Fin 2026, l’Agence spatiale européenne déploiera la mission PLATO pour repérer des planètes rocheuses semblables à la nôtre. Posté à 1,5 million de kilomètres, cet observatoire inédit scrutera 250 000 étoiles afin d’identifier des mondes capables d’abriter de l’eau liquide.

Débusquer des exoplanètes rocheuses habitables : le défi scientifique que l’ESA veut enfin relever avec PLATO
Les astronomes ont déjà répertorié des milliers d’exoplanètes à travers la galaxie. Pourtant, la quête de mondes telluriques habitables autour d’étoiles comparables à notre Soleil reste un défi complexe. La plupart des détections passées concernent en effet des géantes gazeuses peu propices à la vie.
C’est pour combler ce vide que l’ESA déploie PLATO. Cet observatoire ciblera en priorité les planètes rocheuses mesurant moins de deux rayons terrestres. Les chercheurs souhaitent identifier des orbites tempérées où l’eau peut subsister sous forme liquide en surface.
Cette mission s’inscrit dans la continuité directe de grands programmes spatiaux antérieurs. Elle s’appuie sur l’héritage d’observatoires pionniers comme Corot, Kepler ou TESS, tout en prolongeant les mesures de la sonde Cheops. L’Europe confirme ainsi son rôle central dans la recherche d’exoplanètes.

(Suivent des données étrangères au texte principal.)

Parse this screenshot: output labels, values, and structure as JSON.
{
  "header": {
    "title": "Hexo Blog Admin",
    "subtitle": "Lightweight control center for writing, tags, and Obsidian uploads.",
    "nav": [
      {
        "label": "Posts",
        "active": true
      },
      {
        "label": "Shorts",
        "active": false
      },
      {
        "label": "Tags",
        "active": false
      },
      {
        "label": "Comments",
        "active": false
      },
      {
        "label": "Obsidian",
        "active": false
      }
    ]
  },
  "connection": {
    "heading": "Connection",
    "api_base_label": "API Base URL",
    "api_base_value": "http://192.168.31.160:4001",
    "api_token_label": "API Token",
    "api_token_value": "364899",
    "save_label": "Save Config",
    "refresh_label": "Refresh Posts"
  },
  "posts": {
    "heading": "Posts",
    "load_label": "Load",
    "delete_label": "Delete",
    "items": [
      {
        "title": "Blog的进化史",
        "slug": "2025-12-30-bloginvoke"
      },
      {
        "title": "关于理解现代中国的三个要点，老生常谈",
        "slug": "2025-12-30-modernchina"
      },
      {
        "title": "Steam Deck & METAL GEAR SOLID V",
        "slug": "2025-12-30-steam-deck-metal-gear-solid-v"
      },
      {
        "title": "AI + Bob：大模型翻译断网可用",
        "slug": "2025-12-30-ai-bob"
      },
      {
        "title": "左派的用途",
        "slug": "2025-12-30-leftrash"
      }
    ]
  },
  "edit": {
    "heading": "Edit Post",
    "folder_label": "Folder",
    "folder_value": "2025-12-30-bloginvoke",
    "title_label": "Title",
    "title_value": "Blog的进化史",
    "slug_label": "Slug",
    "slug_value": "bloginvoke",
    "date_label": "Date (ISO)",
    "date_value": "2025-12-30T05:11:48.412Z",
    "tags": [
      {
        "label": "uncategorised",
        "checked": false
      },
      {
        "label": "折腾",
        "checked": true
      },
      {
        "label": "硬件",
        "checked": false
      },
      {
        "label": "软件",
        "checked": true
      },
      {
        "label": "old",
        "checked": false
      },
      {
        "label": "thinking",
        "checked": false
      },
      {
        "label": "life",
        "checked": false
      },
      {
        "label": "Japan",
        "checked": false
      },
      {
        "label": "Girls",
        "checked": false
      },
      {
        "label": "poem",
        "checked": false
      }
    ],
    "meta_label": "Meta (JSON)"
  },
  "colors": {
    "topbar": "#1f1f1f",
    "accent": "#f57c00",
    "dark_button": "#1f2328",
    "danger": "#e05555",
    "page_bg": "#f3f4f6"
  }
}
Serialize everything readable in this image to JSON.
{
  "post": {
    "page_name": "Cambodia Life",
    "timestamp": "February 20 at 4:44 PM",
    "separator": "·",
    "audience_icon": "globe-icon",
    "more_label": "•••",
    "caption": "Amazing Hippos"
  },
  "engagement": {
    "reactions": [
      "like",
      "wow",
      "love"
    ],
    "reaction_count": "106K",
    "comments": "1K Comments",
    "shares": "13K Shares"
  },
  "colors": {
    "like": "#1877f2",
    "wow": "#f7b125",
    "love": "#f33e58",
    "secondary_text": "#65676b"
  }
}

Une mosaïque de 26 caméras synchronisées : le choix technologique inédit du télescope spatial européen
Plutôt que d’employer un miroir unique, PLATO adopte une conception différente. Le télescope combine 26 caméras autonomes installées sur un banc optique commun. Leurs objectifs de 12 centimètres d’ouverture fonctionnent en réseau pour scruter simultanément de vastes portions du ciel.
Cette configuration permettra d’analyser en continu près de 250 000 étoiles durant au moins quatre ans. La méthode des transits détecte l’affaiblissement de lumière provoqué lors du passage d’une planète devant son astre hôte. Ce micro-clignotement périodique confirme l’existence du corps en orbite.
Écouter les vibrations des étoiles pour calculer avec une précision inédite l’âge et la masse des planètes
Outre la détection visuelle, PLATO exploitera une technique complémentaire appelée astérosismologie. À l’image des instruments de musique, les étoiles émettent des oscillations internes qui modifient légèrement leur brillance. L’analyse de ces rumeurs lumineuses aide à modéliser la structure interne et l’évolution de l’astre observé.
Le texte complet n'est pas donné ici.